Resensi Buku : Titip Rindu Buat Ibu

Resensi Buku : Titip Rindu Buat Ibu - halo sobat anggabays, kali ini saya share tentang resensi buku yang berjudul Titip Rindu Buat Ibu dengan latar belakang masyarakat minang


Titip Rindu Buat Ibu

Pola                 : 3
Judul Novel     : Titip Rindu Buat Ibu
Penulis             : Novia Syahidah
Penerbit           : DAR! Mizan
Cetakan           : I, Maret 2003
Tebal               : 216 Halaman




Novel dengan latar belakang tanah Minang ini syarat akan adat istiadat dan peraturan agama yang saling berkaitan satu dengan yang lain. Dikisahkan seorang laki-laki muda bernama Faisal, anak dari pasangan Sutan Syarif dari suku Minang dengan Aminah dari suku Melayu. Ia harus berjuang keras untuk memperjuangkan jati dirinya karena tidak diakui kesukuannya sebagai putra Minang, karena terlahir dari ibu berdarah Melayu. Ada juga tokoh Haji Mahmud, seorang guru ngaji yang penuh kearifan dalam menyebarkan agama Islam. Selain itu ada Datuak Naro, paman dari Sutan Syarif berwatak egois, selalu ingin dituruti, memaksakan kehendak. Selain itu ada Husin yang sangat membenci Faisal.
            Dalam novel ini dikisahkan konflik-konflik yang terjadi antara adat istiadat dengan agama yang seringkali mengalami ketidakcocokan sampai konflik yang terjadi antar tokoh. Cerita dimulai dari Faisal selalu mendapat hinaan dari Husin karena tidak diakui sebagai suku Minang.
Penggalan Cerita : ” Buya, sebenarnya saya tidak ingin mengeluh. Sebab, Allah tidak suka pada seorang pengeluh. Tapi……, saya tidak tahu lagi harus bagaimana menghadapi Husin.” Pemuda itu kembali menunduk.
( Titip Rindu Buat Ibu : 12 )

            Pengarang juga menceritakan kisah lampau dimana Sutan Syarif dipaksa menikah lagi dengan Rohana oleh Datuak Naro setelah Aminah pergi meninggalkan Sutan Syarif dan Faisal karena pernikahannya tidak disetujui oleh Datuak Naro dengan alasan Aminah tidak bersuku Minang.

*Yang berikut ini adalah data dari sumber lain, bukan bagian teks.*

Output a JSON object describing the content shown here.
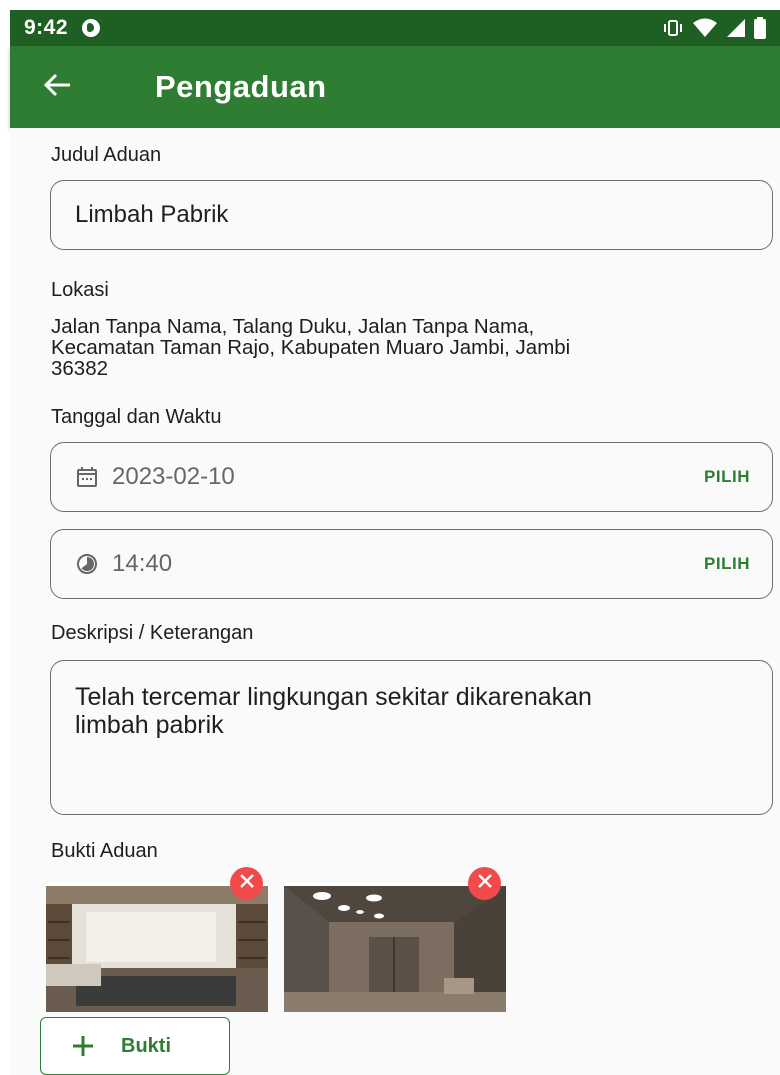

Penggalan Cerita : ‘Dan semua itu telah cukup baginya sebagai pukulan terakhir, sebelum ia memutuskan untuk  pergi secara diam-diam.Meninggalkan Ranah Minang yang sangat dicintainya, meskipun ia bukan berasal dari sana.Ya akhirnya ia harus pergi jauh. Meninggalkan buah hatidan tambatan jiwanya. Dua sosok yang selalu mengisi mimpi-mimpinya selama sepuluh tahun terakhir ini’
( Titip Rindu Buat Ibu : 35 )

            Datuak Naro juga mendukung masuknya PKI ke Piliang dan Ambacang bersama Datuk Ameh, Husin, Haji Burhan yang merupakan tokoh adat. Tak lama kemudian terjadilah pemberontakan PKI terhadap Belanda. Banyak tokoh ulama Minang yang ditangkap dan diasingkan ke tempat Boven Digul termasuk Datuk Naro dan Datuk Ameh. Berita pemberontakan itu pun sampai ketelinga Faisal yang sedang menimba ilmu di tempat Syaikh Hakim.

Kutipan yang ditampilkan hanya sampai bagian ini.